The survey was the first by IPSO to ask about trust in top management since Christine Lagarde took over as ECB president at the end of 2019.

A similar IPSO poll of ECB staff before his predecessor Mario Draghi resigned showed that 54.5% of 735 respondents rated his presidency as “very good” or “outstanding” and rated his policy measures even higher.

However, inflation in the euro zone was at a ten-year low. Its rise to the highest level in decades has seen a resurgence in wage battles between workers and the companies and institutions that employ them.

In an October 2019 survey, the majority of respondents also complained about the lack of transparency in recruitment and perceived favoritism under Draghi’s leadership.

The Bank of England’s most recent survey, also in 2019, found that 64% of respondents had “trust and confidence in the Bank’s management”.

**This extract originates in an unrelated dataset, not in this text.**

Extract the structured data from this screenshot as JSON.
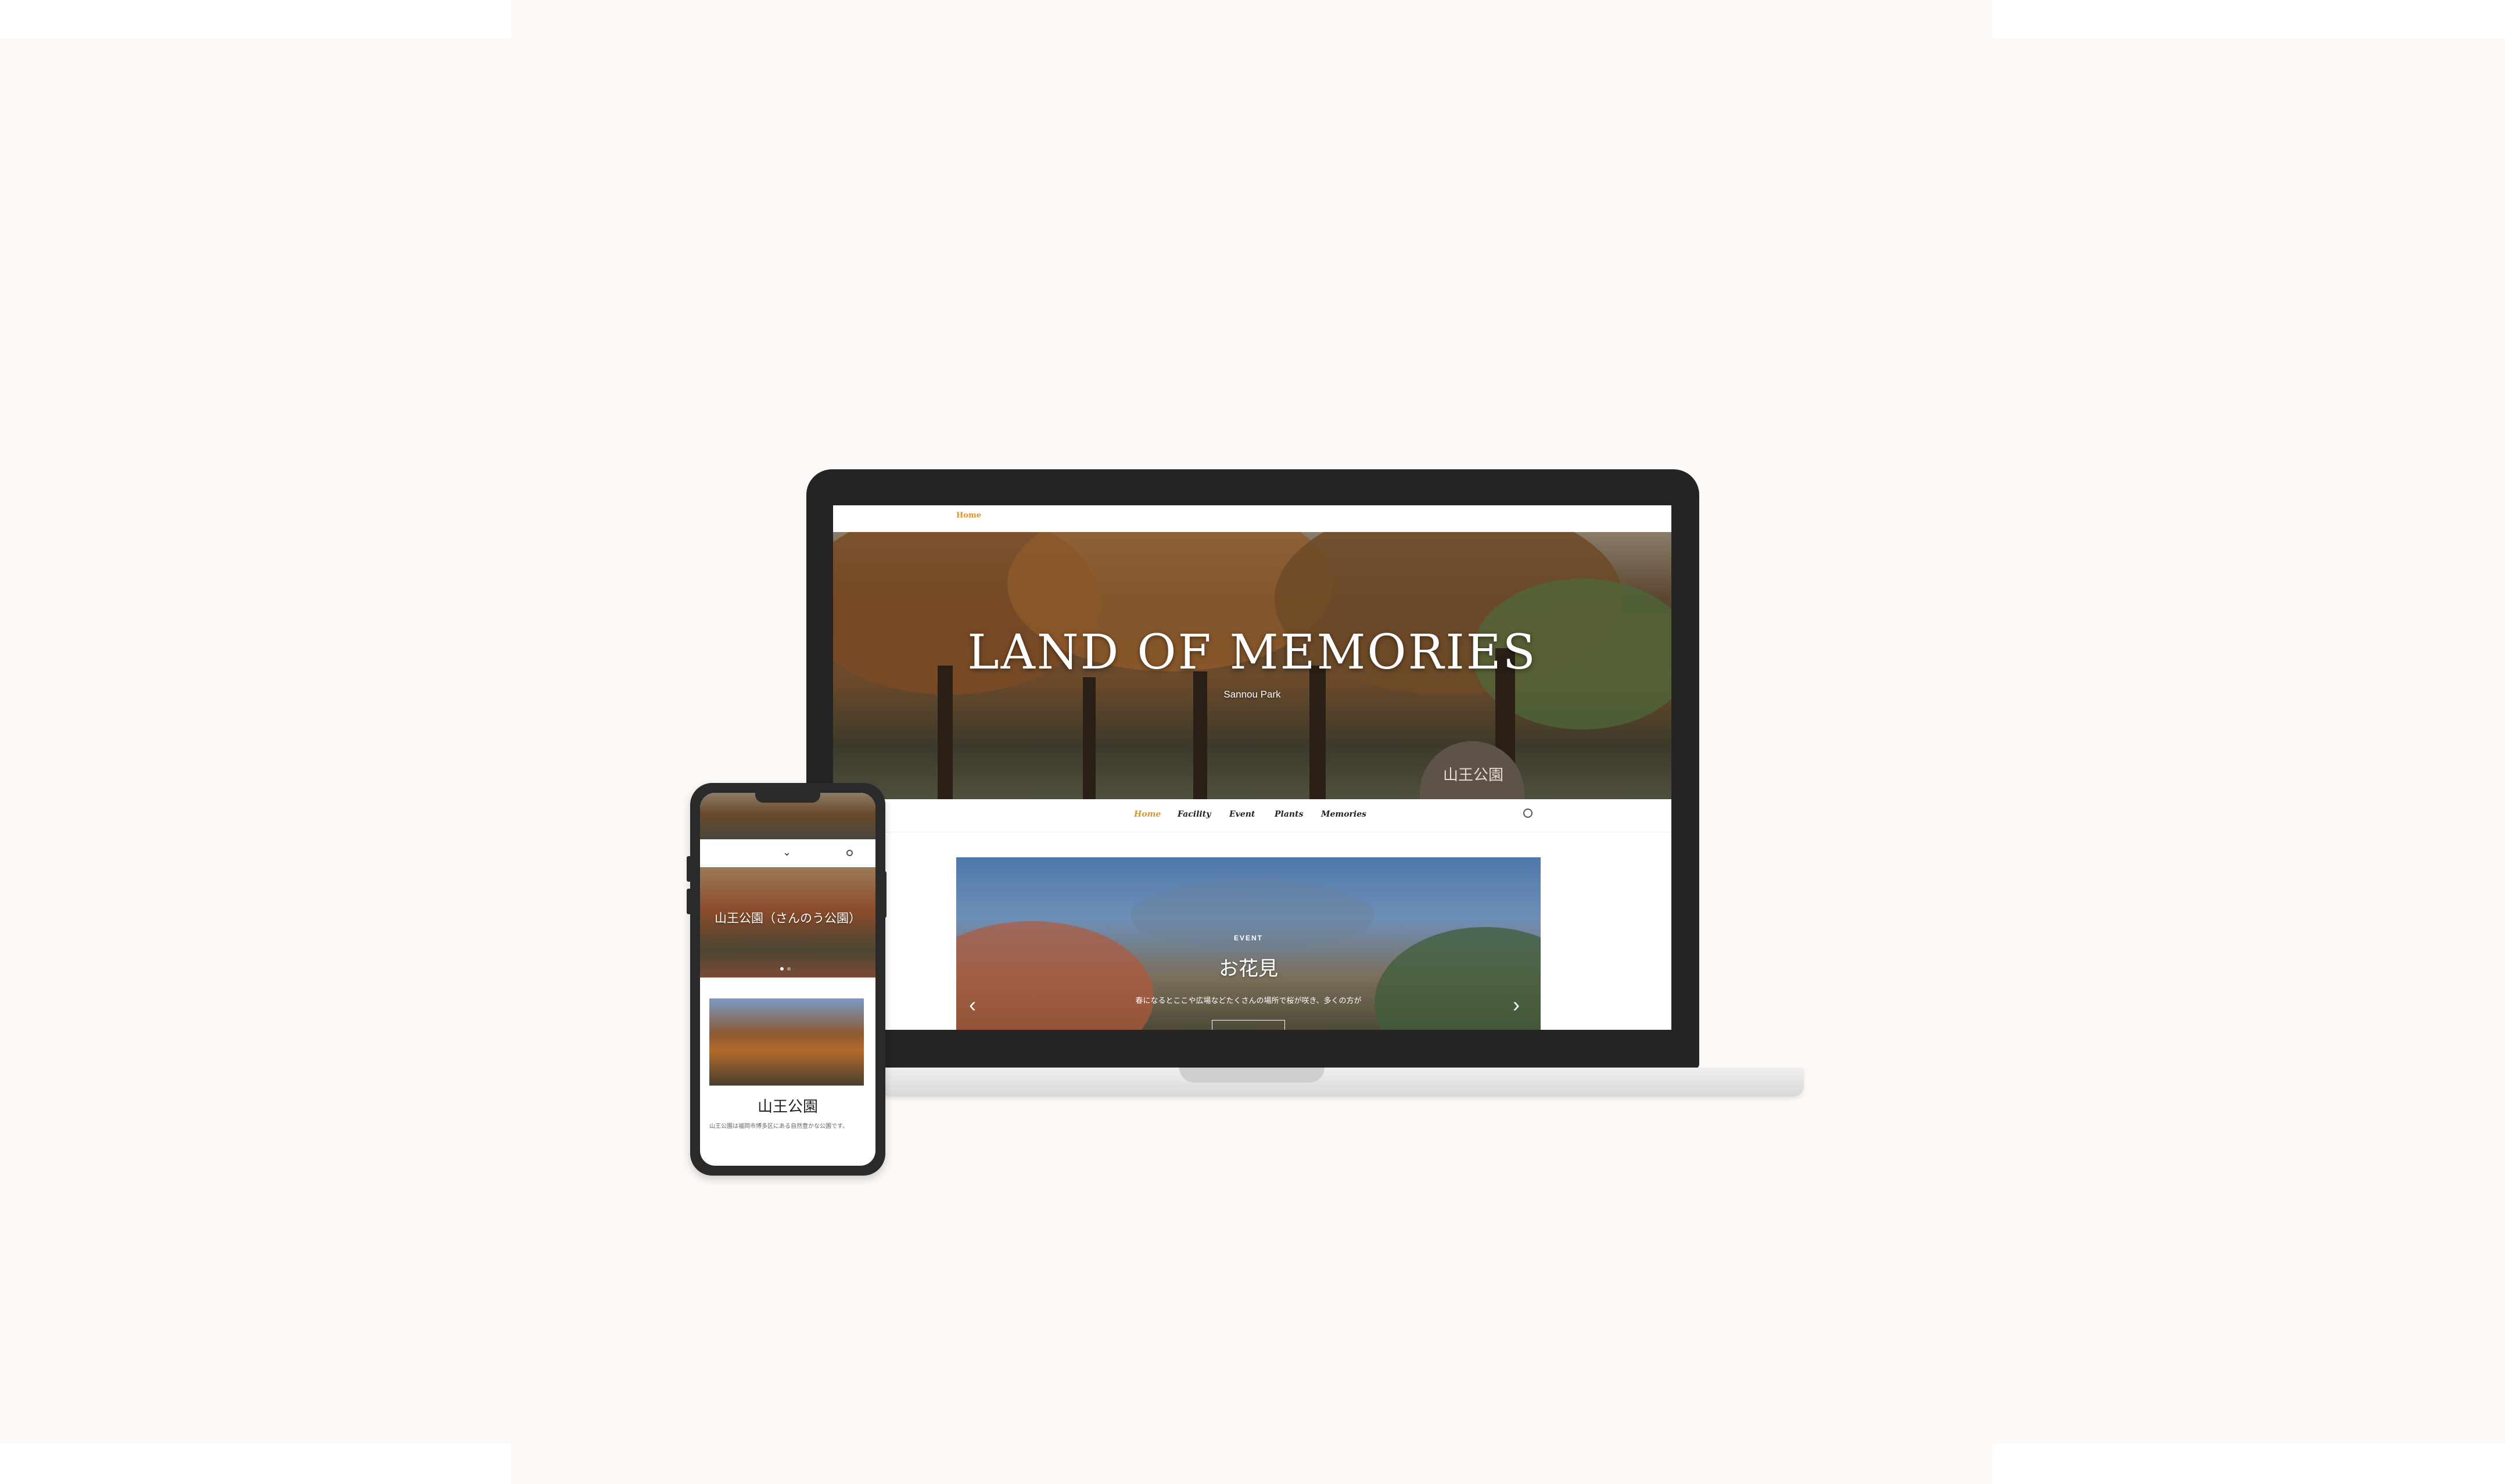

A 2022 survey of employees in US government departments and federal agencies found that 61% of respondents had a “high degree of respect” for their organizations’ top leaders — roughly flat from the previous two years.

An ECB spokesperson also pointed to internal surveys conducted in 2020-21 that found that around 80% of respondents were satisfied with the health and safety measures taken by the ECB in response to the coronavirus pandemic.

A recent IPSO survey found that 63% of responding workers were concerned about the ECB’s ability to maintain purchasing power after being given a pay rise of just 4% last year – or around half the rise in consumer prices.

The ECB has been criticized by politicians, bankers and academics for initially underestimating the rise in the cost of living and then compensating for it with large and painful increases in borrowing costs.

Lagarde, who is not an economist and was not a central banker before joining the ECB, colorfully defended the board at an event with her staff last month.

“If it wasn’t for them, I’d be a sad, lonely cowgirl lost somewhere in the Pampas of monetary policy,” Lagarde said, according to a tape of a town hall seen by Reuters on December 19.

He and other members of the board have long worried about the risk of a potential “wage-price spiral” in which higher wages feed into prices, which they argue would make it harder for the ECB to return inflation to its 2% target.

But IPSO said the concern was misplaced and that workers should not have to bear the brunt of the current battle on inflation.

“The ECB may promote lower real wages, but this is not our position as your trade union,” he wrote in a message to ECB staff.